Some of it has been interpreted more towards the animals than it should be, but others, yeah, consider me intrigued.
— Joseph Botting, paleontologist
Even if some relatives of sponges, cnidarians, stem metazoans, and maybe even stem bilaterians should be present in the Ediacaran, this would do absolutely nothing to explain the sudden appearance of the many different bilaterian animal body plans in the Cambrian explosion.
— Günter Bechly, paleontologist
The Hearth Conversation Another angle on the story
Inventor

Why does it matter whether a 550-million-year-old fossil is a ctenophore or a cnidarian? Aren't they both animals?

Model

They are, but the point is whether we're finding something genuinely new in the Ediacaran. Cnidarians were already known from that time. A ctenophore would have been a different animal group appearing earlier than we thought. If Botting is right, we've found nothing new.

Inventor

What makes it so hard to tell what these fossils actually are?

Model

Preservation is often poor, and the structures are ambiguous. A black line in rock could be a gut, or it could be a mineral vein, or algal filament. When you see multiple black lines in one specimen, you have to ask whether that makes biological sense. It usually doesn't.

Inventor

The paper found many specimens of one organism. Doesn't that strengthen the case?

Model

Not necessarily. If they're all the same species, why do they look different? Botting suggests some may have been misidentified or represent different organisms entirely. More specimens can actually complicate the picture.

Inventor

What about the tentacles on that cambroernid-like fossil?

Model

The real problem is that they don't look like cambroernid tentacles at all. True cambroernids have long, highly branched tentacles. These are short and barely branched.

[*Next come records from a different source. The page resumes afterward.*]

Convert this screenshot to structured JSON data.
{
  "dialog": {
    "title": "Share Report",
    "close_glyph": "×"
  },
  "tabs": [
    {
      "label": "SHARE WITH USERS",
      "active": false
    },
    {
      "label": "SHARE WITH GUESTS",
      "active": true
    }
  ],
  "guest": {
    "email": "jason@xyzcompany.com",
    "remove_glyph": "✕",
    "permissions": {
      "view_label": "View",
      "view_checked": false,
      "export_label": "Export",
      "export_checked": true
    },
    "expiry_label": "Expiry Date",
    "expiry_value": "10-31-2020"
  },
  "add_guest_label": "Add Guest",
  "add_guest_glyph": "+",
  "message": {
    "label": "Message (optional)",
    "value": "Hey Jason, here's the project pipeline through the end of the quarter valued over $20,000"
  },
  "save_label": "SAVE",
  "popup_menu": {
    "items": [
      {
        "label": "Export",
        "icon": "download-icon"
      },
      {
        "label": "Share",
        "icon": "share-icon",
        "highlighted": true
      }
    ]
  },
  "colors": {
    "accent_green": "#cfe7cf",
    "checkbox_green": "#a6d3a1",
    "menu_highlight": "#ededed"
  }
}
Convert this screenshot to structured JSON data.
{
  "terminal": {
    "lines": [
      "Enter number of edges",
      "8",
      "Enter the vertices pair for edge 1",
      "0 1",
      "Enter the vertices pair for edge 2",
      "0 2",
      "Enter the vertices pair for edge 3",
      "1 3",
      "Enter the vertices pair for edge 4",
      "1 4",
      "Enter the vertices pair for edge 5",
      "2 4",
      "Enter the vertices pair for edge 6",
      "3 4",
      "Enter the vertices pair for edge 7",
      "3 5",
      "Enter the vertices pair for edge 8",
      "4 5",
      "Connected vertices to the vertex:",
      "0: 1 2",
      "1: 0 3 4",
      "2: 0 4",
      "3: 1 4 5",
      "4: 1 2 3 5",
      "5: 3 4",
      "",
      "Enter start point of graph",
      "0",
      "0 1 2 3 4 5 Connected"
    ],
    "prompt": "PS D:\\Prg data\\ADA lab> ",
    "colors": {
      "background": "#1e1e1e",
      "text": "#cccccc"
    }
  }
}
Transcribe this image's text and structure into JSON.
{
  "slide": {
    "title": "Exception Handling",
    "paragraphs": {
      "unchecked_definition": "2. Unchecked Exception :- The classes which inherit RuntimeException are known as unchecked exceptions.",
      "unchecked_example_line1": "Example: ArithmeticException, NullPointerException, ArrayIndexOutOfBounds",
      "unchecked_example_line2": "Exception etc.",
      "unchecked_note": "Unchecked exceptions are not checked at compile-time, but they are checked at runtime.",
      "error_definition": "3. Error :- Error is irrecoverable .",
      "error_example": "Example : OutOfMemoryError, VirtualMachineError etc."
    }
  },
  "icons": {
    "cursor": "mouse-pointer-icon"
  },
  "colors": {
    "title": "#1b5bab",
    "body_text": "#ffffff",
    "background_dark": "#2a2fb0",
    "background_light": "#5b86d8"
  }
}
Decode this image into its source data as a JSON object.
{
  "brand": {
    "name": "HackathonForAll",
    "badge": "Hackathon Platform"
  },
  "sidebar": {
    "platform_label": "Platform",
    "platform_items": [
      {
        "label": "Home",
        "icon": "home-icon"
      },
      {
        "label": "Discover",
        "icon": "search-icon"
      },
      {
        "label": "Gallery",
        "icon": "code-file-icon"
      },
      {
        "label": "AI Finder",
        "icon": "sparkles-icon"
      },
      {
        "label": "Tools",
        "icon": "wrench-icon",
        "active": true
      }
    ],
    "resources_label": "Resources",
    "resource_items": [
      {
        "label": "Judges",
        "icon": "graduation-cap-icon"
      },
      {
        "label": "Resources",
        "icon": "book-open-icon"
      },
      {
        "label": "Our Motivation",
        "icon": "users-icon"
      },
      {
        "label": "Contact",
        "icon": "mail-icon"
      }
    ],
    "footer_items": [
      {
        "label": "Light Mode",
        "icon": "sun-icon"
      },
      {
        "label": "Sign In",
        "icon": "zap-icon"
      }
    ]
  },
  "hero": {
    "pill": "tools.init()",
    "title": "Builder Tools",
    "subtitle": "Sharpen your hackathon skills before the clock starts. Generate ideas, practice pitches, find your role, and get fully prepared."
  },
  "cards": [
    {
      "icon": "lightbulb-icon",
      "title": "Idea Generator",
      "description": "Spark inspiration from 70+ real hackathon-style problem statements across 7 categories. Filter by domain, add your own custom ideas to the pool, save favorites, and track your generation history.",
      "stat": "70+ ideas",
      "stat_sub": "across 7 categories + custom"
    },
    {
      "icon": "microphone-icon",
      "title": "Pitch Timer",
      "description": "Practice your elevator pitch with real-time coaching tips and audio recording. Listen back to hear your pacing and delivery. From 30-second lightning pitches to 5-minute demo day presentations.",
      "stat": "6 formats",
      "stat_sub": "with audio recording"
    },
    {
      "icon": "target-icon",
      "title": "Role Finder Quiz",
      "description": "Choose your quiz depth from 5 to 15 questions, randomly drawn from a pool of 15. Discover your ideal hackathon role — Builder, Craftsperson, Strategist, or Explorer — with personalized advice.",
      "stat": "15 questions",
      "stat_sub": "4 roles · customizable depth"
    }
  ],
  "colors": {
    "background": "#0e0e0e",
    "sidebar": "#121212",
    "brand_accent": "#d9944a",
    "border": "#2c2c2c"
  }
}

It's like saying something is a giraffe because it has a long neck, but ignoring that the neck is actually short.

Inventor

Does this mean there were no animals in the Ediacaran?

Model

No. We know some animals existed then. The question is how many, how diverse, and how early. These papers suggest we should be more cautious about what we're claiming. Better preservation and more evidence are needed before we rewrite the textbooks.

Inventor

What does this tell us about the Cambrian explosion?

Model

It tells us that finding a few Ediacaran animals doesn't solve the mystery. The explosion is still an explosion — most animal body plans still appear suddenly in the Cambrian, not gradually before it.